A kind reader sent on an article this week about library system cuts in Illinois. Things are, indeed, tough all over, but some people claim they could be tougher, and we should be grateful for only a minimal amount of toughness. Here’s a bit of the article:
"In a conference call this morning initiated by the Illinois State Library (ISL) with the nine multi-type regional Library Systems, we were notified that Library Systems will be receiving a 16% reduction in funding through the Area & Per Capita grant…. [The] Director of the Illinois State Library pointed out that while these reductions in the grant program will be difficult for all, we owe a debt of gratitude to Secretary White for blunting the effect of the cuts. It could have been so much worse. The budget line item for the three per capita grant programs was specifically targeted for about a 47% cut in the budget passed by the Illinois General Assembly."
The kind reader had this say: "In the past few months, I’ve read a hundred messages like this one…. Basically it’s saying … you cut off my right hand and my left leg, but I’ll keep my chin up and continue marching … and BTW, I’m really grateful that you didn’t cut both my legs off…. When will library directors and associations begin responding with specifics about what people will lose in the face of dramatic cuts?"
That is indeed a good question, and I certainly don’t have an answer, though I suspect that answer is "never." It seems clear what librarians will be suffering here. According to the report, they’re cutting raises, travel, public relations, and supplies, as well as considering increasing fees for professional development (as it cuts raises and travel funding. Nice!).

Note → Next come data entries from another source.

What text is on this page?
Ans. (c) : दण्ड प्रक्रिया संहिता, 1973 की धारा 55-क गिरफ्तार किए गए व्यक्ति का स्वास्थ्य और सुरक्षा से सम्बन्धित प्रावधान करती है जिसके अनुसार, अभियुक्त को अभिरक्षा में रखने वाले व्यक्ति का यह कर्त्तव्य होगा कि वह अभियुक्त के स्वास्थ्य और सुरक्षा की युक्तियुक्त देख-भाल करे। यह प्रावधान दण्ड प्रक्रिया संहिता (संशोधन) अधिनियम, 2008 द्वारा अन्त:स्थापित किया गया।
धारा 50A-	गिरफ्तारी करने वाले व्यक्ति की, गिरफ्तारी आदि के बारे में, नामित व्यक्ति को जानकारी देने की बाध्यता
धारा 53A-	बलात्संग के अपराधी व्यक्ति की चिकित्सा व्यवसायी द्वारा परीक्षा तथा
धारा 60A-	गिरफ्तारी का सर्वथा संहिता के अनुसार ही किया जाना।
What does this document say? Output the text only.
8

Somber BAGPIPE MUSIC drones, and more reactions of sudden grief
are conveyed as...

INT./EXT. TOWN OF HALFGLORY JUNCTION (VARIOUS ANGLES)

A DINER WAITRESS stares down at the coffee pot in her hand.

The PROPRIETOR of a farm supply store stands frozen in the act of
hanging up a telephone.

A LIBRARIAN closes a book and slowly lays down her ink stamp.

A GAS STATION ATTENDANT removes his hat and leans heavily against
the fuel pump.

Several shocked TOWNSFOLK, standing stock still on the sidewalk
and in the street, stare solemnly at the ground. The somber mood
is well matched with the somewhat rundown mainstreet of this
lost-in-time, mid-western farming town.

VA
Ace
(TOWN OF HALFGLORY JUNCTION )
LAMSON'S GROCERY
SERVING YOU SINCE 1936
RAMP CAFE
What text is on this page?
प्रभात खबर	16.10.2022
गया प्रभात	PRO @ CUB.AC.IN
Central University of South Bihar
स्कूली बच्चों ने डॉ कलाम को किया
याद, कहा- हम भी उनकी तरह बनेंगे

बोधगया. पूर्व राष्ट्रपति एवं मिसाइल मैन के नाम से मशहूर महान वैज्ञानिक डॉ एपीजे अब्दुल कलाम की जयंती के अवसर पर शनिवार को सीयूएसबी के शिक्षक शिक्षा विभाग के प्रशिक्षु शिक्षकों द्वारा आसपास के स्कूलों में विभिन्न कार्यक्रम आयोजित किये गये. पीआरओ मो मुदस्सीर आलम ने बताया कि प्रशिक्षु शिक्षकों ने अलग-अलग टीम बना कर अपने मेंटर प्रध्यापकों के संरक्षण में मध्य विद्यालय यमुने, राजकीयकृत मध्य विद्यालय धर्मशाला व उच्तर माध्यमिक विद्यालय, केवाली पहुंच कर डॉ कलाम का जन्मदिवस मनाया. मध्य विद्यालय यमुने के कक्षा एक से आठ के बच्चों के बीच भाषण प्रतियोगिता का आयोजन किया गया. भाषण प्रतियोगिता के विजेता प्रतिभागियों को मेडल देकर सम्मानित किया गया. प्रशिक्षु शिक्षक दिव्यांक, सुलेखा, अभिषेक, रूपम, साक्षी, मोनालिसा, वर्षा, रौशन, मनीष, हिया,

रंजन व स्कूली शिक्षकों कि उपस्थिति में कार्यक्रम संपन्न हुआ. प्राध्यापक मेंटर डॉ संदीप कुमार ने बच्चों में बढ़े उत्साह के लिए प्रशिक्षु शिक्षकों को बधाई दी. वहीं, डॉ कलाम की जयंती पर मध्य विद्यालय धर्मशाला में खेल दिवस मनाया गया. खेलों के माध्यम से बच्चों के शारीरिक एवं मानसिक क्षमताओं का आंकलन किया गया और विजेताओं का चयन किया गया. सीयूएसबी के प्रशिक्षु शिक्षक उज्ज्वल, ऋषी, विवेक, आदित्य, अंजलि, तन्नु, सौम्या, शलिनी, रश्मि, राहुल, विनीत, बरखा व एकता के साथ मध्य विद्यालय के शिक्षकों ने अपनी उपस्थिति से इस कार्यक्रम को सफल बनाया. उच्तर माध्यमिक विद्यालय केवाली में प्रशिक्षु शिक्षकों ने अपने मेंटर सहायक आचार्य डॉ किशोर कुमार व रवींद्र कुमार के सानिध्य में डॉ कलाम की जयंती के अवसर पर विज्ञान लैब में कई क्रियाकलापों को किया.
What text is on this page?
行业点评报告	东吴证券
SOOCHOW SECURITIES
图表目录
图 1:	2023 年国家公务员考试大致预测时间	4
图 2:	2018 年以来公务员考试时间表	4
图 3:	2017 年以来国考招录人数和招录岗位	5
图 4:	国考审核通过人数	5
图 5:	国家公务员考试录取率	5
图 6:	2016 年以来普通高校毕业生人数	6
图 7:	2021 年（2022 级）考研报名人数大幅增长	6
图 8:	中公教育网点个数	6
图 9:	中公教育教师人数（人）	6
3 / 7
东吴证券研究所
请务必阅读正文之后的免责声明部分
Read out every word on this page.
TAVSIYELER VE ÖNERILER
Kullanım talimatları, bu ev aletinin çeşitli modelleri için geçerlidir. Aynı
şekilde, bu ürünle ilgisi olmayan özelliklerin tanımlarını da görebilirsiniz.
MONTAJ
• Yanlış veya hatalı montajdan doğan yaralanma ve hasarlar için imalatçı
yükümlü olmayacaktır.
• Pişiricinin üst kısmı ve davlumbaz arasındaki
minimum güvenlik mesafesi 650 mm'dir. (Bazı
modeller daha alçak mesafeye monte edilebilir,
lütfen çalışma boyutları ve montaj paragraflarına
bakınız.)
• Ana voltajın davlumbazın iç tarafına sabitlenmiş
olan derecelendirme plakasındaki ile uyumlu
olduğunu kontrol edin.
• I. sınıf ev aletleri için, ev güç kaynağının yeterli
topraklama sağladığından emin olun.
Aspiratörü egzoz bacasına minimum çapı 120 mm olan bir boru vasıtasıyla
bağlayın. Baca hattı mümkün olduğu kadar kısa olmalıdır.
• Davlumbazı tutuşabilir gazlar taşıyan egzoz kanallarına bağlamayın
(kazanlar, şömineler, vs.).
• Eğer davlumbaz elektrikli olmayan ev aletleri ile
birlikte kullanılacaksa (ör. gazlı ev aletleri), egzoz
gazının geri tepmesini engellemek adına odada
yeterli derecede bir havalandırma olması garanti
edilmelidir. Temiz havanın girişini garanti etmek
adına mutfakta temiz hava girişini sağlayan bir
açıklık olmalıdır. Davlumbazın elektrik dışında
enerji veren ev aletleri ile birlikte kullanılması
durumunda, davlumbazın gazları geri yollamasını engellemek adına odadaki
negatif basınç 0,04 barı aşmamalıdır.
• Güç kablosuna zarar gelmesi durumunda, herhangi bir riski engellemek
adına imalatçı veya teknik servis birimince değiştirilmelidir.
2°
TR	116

Public relations we could all do without, but the rest of it seems important, especially the raises and supplies. I’ll be honest; I like money. Moneyincentivizes me in a way that staff parties and free brownies don’t. I also like supplies, and don’t want to get into the exploited situation of those public school teachers who are supposedly bright enough to teach our children, but not bright enough to avoid jobs where you’re expected to buy supplies for yourself and all the little kiddies. I’m a gal who likes a post-it, and by God I refuse to buy my own.
When we talk about cuts, though, how will library users suffer? Because unless library users suffer and speak out about it, nothing’s going to change. Does anyone think after making such drastic cuts and seeing no one complain loudly that politicians are going to reinstate the money in good times? Fat chance. If I was a politician and cut library budgets so drastically, and the only response was from librarians thanking me for not cutting them more, that’d be the end of library funding. Librarians think libraries are the end-all, be-all of existence. Politicians have a thousand other special interests paying them money to think about their interest and not the public good.
"Hmm I could vote to raise library funding and get nothing for it but the gratitude of some simpering librarians, or I could take money from the the [insert special interest] lobby and vote for something they care about. This is a tough one. Public good or corruption? I am an Illinois politician, after all. The public good is always my main concern. But there’s that house I’ve been wanting…." You get the idea.
It’s clear nobody cares what the librarians say. Just look at how everybody ignores the resolutions of the ALA Council. It’s not like libraries have ever been hotbeds of graft and perks and corporate jets and free meetings in the Bahamas. Libraries are always poor. Instead of cutting back on staff needs that are already cut to the bone, libraries should start cutting services and hours, and make it very clear to patrons why this is being done. That’s the part often left out.
"Oh, we have to cut Sunday hours. We’re so sorry. We hope you don’t mind. Please love us. Pleeease!" Forget that stuff. How about: "We have to cut Sunday hours, and evening hours, and we’re no longer buying any videos or CDs. If this upsets you as much as it upsets us, then you should write this politician: [name, address, phone, email, IM, GIS coordinates follow]."
The problem is, librarians are too nice, and they’re too dedicated to public service. They’d rather limp along struggling to serve clueless patrons than just stop and say, "sorry, we can’t do that anymore, and it’s this group’s fault so go take it up with them."
But no, it’s easier just to stick it to the librarians. They don’t have anybody representing their interests to state assemblies or the federal government. There’s no American Librarian Association to defend their interest, which are considerably closer to the public interest than most of what’s lobbied for. So librarians can limp along, helping who they can, being punched in the stomach, saying, "please, sir, may I have another?" Welcome to the Old Normal.